Как часто бывает с захватывающими дорожными приключениями, стоящая перед нами сияющая перспектива блестящих возможностей начинает тускнеть с каждым горящим красным светофором, с каждым оказавшимся прямо перед нами невежественным заплутавшим водителем, с каждой разочаровывающей дорожной пробкой, которая держит нас в западне и неподвижности, всё это возвращает нас с небес обратно на землю. Пока Мария настраивает радио в поисках песни получше, я ощущаю начало очередного невообразимо жаркого летнего дня, волны жара омывают лицо, словно я сижу перед открытой печкой.

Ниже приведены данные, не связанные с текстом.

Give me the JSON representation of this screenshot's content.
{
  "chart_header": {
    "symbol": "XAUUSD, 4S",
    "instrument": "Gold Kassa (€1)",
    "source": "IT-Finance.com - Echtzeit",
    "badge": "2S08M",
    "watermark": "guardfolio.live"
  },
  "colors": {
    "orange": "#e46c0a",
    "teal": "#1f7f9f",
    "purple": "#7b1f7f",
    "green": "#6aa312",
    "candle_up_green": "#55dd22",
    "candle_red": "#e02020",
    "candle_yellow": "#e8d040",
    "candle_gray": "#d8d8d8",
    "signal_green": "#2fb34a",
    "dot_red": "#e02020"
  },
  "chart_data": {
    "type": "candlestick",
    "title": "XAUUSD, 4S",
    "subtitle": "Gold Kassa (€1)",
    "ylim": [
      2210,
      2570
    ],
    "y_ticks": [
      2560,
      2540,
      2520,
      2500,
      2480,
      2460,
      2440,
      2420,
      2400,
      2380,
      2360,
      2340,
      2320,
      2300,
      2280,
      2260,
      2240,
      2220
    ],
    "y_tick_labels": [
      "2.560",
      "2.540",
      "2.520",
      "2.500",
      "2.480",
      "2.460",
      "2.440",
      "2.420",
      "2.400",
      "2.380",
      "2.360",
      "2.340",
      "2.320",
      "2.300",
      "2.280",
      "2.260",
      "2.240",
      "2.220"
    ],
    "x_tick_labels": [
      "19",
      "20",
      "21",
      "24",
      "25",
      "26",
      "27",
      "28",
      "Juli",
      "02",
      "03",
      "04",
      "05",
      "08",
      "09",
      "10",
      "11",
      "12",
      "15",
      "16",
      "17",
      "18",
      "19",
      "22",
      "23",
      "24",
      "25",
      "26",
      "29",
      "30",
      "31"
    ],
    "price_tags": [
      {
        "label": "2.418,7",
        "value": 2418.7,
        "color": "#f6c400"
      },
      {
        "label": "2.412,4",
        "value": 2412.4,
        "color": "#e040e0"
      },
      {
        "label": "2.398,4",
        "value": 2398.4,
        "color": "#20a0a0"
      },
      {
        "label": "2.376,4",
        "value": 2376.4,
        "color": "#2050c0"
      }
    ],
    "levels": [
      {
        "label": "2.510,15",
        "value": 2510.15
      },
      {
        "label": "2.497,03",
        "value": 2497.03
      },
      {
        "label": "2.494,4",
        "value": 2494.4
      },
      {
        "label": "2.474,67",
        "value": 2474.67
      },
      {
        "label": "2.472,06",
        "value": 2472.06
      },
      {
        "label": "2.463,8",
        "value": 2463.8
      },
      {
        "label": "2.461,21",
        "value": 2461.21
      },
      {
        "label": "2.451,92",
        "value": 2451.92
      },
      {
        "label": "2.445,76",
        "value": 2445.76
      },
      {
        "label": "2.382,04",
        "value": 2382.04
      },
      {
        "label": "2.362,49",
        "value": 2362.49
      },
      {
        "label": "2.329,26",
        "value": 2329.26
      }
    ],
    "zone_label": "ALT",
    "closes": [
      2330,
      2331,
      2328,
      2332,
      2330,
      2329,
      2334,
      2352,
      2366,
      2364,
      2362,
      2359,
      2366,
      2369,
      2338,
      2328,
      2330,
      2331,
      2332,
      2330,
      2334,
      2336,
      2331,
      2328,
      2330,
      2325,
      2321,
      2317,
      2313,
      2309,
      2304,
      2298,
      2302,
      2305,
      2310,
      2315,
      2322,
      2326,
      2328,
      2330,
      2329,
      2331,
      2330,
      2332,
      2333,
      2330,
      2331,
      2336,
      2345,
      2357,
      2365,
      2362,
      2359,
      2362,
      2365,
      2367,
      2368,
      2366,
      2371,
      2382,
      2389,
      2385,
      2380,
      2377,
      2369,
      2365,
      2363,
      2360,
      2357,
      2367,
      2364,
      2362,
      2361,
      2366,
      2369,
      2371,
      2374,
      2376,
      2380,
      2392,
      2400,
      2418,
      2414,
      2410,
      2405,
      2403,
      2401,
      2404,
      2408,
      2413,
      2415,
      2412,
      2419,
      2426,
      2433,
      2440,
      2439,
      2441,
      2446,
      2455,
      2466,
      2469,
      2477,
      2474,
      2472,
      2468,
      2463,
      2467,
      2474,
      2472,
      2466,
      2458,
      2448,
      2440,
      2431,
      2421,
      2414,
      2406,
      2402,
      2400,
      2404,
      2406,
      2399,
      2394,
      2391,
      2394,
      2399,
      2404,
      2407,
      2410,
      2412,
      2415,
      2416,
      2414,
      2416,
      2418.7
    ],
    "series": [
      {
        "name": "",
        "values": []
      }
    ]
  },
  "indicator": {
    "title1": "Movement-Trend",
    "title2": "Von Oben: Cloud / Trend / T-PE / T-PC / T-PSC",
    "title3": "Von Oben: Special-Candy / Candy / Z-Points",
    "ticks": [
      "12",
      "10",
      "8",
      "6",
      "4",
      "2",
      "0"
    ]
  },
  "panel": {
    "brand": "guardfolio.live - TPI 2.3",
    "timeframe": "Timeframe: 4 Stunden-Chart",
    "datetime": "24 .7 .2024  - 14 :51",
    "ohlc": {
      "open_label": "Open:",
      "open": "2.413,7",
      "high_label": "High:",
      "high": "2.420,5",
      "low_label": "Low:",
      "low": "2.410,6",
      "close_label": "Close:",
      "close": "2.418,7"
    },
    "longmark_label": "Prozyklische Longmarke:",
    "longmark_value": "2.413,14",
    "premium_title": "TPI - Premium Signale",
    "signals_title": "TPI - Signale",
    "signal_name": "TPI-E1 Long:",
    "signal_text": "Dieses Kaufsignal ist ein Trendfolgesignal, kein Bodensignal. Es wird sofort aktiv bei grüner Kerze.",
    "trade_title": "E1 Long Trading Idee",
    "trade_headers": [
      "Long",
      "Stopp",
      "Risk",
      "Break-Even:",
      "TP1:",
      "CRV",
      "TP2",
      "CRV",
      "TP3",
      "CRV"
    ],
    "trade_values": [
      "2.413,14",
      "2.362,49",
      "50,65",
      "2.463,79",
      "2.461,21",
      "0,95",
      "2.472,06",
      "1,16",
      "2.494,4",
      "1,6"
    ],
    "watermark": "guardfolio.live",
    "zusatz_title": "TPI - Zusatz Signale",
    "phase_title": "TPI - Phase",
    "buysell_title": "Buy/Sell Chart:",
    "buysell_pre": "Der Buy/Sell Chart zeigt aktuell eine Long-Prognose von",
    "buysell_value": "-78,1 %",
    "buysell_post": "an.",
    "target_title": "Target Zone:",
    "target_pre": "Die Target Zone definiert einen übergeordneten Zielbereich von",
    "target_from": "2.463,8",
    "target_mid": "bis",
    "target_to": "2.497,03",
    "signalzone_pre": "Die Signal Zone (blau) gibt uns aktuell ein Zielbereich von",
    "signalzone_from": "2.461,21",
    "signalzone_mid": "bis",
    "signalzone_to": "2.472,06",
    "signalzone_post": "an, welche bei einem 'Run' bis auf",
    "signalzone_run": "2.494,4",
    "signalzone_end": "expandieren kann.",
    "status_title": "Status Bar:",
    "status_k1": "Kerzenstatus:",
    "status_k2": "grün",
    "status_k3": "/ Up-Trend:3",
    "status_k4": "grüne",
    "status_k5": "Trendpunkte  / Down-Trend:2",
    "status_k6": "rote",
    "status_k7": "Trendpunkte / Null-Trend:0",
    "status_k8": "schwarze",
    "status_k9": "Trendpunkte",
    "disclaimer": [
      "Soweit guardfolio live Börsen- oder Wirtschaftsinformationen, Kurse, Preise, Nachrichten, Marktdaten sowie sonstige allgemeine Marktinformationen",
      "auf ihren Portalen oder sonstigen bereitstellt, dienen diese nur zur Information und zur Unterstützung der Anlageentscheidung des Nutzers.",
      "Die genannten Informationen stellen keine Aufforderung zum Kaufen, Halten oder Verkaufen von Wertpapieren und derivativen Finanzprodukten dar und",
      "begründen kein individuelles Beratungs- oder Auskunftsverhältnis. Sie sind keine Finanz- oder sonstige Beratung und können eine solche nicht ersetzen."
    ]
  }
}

По мере того как адреналин покидает меня, я начинаю испытывать куда более тревожное чувство: беспокойство, смешанное с огромной дозой сомнений касательно того, что мы тут вообще собрались делать и справлюсь ли я с этим. Я просеиваю свои эмоции в надежде найти что-то такое, что облегчит моё бремя и при этом не оттолкнёт от меня Марию. В жизни мне не часто доводилось заводить лучших друзей – и уж точно не доводилось заводить таких потрясающих друзей, как она. Я не хочу пугать её той долей своего мозга, которая внезапно устремляется вперед быстрее нашего «мустанга», просеивая всё, что может пойти не так, и все варианты, при которых мы можем провалиться и доказать правоту наших скептиков. Я пожимаю плечами, словно приказываю своему телу расслабиться и выглядеть настолько небрежно и непринуждённо, как это вообще возможно, и в процессе заставляю внутренности успокоиться.

– Ты что за ерунду творишь со своими плечами? – спрашивает Мария прежде, чем я успеваю сказать хотя бы одно «беспечное» слово.

– Пытаюсь быть жизнерадостной, – и Мария просто взрывается от хохота, такой весёлой я не видела её за всё время нашего знакомства. Она никак не может успокоиться и перевести дыхание. И даже на самом деле хлопает рукой по колену.

– Полегче, жизнерадостная, – я снова пожимаю плечами, и она, не переставая скалиться, наклоняется вперёд.

– Я такая.

– Дэнверс, большего комплимента от меня ты никогда не услышишь, но ты не смогла бы стать жизнерадостной, даже если бы десять лет тренировалась, – говорит Мария, утирая брызнувшие из глаз слёзы.

– По правде говоря, я потратила целый год жизни на то, чтобы научиться быть жизнерадостной.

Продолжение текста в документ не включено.